Changes Enacted to Connecticut’s Paid Sick Leave Law

by Susan G. Fentin

On June 6, Connecticut Gov. Dannel P. Malloy (D) signed P.A. 14-128, which amends Connecticut’s paid sick leave statute. The change affects how an employer can determine whether it employs the requisite number of workers that would require the company to provide paid sick leave.

Connecticut’s Paid Sick Leave statute was originally passed in July 2011. Under that law, a company that employs 50 or more workers in Connecticut during any quarter of the previous year was required to provide “service workers” with one hour of paid sick leave for every 40 hours worked. This works out to about five days a year for full time workers.

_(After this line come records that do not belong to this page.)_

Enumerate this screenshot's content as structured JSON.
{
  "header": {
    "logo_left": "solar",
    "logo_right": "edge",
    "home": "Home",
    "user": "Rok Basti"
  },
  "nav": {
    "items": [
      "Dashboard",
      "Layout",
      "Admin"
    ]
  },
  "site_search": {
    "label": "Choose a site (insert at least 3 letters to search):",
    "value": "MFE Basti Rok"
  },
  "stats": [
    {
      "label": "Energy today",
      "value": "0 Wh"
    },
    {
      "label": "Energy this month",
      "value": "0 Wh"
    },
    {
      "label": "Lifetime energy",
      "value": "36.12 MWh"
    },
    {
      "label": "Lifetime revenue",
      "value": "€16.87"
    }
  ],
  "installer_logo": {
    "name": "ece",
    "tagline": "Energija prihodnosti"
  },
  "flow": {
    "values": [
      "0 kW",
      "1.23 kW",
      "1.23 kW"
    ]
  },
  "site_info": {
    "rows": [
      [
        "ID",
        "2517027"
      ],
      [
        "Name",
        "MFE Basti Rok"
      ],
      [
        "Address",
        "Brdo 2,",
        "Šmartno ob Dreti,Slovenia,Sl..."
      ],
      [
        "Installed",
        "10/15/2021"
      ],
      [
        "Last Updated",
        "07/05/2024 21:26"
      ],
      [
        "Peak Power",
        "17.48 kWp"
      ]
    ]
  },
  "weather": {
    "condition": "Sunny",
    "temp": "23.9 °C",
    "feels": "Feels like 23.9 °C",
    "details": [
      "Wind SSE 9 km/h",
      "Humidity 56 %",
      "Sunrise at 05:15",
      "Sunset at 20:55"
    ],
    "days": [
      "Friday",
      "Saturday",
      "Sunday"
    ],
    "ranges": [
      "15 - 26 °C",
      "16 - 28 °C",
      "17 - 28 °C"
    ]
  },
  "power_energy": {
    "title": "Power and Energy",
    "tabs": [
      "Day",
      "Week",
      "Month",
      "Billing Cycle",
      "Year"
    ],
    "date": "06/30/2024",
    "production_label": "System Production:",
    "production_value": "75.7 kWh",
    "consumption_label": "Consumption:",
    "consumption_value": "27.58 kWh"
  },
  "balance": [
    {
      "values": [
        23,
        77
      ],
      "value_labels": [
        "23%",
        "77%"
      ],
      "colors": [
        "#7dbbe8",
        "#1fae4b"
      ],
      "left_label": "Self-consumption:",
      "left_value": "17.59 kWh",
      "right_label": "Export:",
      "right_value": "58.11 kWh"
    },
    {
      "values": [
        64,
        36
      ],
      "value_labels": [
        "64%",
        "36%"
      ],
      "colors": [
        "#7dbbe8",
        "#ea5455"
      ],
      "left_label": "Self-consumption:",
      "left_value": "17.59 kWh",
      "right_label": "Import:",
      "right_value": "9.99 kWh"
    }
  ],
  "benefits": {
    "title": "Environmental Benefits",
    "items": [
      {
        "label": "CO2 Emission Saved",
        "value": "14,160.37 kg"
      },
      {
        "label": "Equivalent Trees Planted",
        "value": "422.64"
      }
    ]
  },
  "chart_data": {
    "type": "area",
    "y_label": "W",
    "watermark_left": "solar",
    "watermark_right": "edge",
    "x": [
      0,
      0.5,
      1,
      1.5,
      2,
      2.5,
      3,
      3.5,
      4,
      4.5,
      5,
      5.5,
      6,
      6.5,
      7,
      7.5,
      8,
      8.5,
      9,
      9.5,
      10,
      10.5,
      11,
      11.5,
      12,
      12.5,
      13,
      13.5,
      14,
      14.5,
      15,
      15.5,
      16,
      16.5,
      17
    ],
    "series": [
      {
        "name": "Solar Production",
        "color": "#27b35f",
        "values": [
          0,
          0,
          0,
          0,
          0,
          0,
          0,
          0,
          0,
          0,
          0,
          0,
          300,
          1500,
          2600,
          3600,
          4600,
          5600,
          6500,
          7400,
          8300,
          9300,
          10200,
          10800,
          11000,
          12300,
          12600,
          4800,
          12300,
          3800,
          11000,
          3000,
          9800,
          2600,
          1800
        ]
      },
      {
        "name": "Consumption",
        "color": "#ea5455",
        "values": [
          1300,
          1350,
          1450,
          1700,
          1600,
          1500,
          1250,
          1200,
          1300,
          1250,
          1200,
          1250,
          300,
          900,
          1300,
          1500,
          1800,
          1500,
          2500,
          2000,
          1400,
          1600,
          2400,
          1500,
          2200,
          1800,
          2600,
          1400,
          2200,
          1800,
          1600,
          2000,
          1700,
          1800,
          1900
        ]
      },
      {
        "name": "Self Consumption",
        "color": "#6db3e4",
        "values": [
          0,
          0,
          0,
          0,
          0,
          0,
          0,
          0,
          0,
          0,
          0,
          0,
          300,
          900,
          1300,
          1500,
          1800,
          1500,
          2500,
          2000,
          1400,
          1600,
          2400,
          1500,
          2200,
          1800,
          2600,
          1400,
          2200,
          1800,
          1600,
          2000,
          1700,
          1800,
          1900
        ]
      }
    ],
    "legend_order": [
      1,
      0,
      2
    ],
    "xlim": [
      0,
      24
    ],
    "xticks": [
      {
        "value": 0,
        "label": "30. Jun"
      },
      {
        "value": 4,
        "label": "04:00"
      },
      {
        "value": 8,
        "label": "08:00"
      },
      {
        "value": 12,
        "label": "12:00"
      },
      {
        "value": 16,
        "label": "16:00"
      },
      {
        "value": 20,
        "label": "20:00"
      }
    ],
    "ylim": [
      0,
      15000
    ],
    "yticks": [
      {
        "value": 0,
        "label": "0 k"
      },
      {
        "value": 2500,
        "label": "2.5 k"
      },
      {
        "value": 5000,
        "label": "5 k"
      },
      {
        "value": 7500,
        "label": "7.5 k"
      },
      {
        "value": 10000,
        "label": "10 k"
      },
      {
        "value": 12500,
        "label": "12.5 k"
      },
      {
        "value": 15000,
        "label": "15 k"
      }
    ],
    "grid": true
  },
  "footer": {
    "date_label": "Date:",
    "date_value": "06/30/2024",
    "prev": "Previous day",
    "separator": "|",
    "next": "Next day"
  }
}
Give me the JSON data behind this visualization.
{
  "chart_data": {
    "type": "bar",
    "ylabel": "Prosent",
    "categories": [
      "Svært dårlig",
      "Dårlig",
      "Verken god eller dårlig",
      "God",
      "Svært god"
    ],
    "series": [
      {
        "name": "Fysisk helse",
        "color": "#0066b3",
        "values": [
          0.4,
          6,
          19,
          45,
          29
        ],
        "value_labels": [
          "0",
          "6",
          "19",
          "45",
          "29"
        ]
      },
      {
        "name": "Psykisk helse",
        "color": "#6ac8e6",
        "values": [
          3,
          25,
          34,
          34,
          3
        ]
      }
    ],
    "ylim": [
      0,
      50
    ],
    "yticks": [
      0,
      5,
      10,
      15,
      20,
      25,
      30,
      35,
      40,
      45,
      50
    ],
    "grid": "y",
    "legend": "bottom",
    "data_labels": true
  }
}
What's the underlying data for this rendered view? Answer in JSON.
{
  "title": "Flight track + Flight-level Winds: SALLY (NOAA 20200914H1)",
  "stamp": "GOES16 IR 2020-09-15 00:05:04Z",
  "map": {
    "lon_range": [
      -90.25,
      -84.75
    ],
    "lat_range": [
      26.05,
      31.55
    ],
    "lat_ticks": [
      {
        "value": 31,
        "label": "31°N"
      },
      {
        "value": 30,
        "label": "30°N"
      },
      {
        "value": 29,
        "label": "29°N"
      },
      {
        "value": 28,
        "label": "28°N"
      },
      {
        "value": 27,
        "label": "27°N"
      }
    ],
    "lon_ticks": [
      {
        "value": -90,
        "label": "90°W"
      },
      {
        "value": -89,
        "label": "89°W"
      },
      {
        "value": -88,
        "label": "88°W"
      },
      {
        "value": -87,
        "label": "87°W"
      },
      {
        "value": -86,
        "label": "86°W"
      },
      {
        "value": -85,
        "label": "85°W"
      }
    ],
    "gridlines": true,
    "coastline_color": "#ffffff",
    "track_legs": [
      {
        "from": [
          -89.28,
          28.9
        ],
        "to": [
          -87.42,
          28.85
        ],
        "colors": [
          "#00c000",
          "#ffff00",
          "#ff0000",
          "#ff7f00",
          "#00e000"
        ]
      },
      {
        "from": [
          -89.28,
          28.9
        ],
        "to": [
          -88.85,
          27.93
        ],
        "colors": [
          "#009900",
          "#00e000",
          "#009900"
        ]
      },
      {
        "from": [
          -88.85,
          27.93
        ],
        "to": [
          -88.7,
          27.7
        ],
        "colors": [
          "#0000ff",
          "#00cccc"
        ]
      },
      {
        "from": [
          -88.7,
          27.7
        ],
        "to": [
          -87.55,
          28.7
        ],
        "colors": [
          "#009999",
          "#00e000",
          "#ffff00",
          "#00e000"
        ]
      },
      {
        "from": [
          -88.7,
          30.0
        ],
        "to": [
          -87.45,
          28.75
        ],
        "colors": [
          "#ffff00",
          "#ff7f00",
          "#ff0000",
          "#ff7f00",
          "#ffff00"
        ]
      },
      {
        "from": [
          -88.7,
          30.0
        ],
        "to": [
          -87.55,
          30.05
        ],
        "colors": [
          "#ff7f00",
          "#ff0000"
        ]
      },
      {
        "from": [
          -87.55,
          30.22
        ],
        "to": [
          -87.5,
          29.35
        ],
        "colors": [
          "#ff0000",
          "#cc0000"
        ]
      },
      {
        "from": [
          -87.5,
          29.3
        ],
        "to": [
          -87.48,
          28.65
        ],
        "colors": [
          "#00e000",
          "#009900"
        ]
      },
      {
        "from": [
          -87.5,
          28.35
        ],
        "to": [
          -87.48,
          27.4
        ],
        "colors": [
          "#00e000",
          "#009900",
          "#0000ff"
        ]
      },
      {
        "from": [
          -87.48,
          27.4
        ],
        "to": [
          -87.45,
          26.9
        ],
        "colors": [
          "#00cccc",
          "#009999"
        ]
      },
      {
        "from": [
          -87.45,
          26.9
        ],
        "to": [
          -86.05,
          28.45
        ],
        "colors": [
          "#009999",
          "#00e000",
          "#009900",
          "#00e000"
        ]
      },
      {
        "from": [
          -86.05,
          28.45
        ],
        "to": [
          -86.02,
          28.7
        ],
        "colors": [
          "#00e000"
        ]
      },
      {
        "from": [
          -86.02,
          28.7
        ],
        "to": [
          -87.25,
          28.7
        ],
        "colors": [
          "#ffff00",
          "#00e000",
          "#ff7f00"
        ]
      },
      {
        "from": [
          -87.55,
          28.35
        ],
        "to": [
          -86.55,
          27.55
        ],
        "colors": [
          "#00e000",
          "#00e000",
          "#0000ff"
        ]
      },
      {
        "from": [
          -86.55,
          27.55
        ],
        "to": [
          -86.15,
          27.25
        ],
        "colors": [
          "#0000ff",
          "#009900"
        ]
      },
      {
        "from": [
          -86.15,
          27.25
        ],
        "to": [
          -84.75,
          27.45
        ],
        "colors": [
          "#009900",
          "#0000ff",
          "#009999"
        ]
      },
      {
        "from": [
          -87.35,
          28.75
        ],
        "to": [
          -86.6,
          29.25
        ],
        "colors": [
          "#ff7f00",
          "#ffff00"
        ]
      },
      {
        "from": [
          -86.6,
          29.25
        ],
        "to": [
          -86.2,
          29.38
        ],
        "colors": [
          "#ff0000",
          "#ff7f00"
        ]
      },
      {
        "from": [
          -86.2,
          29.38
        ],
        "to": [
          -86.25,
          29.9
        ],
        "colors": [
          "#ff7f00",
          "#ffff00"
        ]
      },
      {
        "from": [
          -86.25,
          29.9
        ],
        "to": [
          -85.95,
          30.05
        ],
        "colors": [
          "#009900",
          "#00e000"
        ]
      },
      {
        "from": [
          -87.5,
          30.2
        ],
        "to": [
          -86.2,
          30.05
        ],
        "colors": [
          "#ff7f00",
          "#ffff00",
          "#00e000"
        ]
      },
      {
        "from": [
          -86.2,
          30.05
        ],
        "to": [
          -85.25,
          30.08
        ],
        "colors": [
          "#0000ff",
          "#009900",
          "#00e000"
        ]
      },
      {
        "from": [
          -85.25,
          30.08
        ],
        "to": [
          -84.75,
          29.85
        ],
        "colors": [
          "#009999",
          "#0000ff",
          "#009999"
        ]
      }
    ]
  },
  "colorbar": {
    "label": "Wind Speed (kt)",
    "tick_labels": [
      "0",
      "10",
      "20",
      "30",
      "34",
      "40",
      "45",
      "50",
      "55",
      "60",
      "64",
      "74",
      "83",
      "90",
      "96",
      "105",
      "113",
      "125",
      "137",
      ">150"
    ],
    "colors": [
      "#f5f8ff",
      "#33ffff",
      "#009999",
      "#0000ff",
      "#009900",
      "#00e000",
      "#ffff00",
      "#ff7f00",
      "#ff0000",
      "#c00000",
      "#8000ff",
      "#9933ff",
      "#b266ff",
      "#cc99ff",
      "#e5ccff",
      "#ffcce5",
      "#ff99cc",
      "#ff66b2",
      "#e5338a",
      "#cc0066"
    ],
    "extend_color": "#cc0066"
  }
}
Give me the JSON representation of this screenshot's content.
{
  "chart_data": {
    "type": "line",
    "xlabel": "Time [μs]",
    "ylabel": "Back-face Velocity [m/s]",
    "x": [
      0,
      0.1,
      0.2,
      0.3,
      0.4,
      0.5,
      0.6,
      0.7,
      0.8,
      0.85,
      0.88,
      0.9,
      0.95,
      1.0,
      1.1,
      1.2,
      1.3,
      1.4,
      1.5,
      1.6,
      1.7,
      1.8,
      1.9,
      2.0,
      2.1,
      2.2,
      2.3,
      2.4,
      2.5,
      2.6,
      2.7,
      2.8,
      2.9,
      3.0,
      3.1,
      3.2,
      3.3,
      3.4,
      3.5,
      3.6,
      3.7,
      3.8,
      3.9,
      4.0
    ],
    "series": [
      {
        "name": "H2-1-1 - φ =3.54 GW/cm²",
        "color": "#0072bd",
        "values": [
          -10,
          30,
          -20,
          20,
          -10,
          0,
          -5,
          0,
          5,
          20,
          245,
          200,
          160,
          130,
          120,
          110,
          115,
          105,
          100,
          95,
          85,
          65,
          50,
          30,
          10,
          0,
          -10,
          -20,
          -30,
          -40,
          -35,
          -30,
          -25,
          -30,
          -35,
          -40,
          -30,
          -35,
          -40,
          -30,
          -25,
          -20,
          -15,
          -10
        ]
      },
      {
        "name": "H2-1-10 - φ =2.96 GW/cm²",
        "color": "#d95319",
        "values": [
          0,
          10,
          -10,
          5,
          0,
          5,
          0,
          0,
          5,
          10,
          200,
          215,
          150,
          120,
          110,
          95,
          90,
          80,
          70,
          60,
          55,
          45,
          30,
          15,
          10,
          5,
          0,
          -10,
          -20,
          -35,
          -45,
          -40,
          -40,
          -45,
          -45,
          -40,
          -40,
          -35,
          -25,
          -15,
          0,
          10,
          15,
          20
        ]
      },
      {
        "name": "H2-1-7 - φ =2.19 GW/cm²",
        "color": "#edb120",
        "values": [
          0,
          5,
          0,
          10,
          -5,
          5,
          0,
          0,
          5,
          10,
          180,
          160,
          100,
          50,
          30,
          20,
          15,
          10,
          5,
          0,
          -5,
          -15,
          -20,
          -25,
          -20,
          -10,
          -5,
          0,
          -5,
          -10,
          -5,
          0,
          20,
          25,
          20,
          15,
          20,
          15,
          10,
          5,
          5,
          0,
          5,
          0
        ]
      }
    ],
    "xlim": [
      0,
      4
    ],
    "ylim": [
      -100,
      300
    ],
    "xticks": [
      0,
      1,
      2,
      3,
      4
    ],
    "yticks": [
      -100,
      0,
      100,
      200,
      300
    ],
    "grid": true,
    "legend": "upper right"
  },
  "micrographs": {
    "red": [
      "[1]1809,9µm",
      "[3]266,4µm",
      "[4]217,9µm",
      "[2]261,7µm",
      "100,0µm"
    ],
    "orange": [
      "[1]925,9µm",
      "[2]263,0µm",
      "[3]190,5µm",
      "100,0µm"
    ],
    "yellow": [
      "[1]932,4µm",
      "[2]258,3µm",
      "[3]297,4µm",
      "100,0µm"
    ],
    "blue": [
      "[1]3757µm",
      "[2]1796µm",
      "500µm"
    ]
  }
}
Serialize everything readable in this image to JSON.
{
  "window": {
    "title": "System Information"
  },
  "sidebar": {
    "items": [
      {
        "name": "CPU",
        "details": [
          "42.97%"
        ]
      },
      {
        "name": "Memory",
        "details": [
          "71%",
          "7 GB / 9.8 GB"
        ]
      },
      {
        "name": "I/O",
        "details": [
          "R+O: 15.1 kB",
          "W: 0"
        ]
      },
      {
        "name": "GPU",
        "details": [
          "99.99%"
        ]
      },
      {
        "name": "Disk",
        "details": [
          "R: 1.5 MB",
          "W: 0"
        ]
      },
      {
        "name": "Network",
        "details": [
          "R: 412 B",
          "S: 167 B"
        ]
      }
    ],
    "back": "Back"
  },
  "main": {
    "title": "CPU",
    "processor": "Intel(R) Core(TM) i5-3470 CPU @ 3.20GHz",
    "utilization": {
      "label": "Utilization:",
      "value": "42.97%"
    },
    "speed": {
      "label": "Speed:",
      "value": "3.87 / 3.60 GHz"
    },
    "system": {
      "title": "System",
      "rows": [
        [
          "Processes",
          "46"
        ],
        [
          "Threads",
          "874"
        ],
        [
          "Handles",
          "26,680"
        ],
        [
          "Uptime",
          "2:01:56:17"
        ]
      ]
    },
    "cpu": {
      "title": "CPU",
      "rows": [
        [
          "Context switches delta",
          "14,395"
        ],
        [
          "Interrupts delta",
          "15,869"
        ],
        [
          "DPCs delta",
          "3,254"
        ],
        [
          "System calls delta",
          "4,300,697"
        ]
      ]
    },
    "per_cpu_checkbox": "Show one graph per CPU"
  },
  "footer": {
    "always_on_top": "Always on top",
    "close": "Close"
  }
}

The original legislation turned out to have a few bugs in it, and this new statute fixes some of them. First, in order to determine whether it meets the 50 employee threshold, a company now simply looks at its payroll on during the first week of October each year. If the company has 50 or more employees on its payroll during that week, it is a covered employer and must provide the paid sick leave going forward. The amendments also, logically, impose a penalty on employers who dismiss workers or transfer them to another location so that their headcount falls below 50. Complaints about this practice can be filed with the Labor Commissioner by workers who are affected by such decisions.

The amendments also allows employers to start the benefit year for paid sick leave on any date of their choosing, instead of using a calendar year as was required in the previous version of the statute. Finally, the amendments also expand the list of specific, occupational categories to include radiologic technologists. The new law goes into effect on January 1, 2015.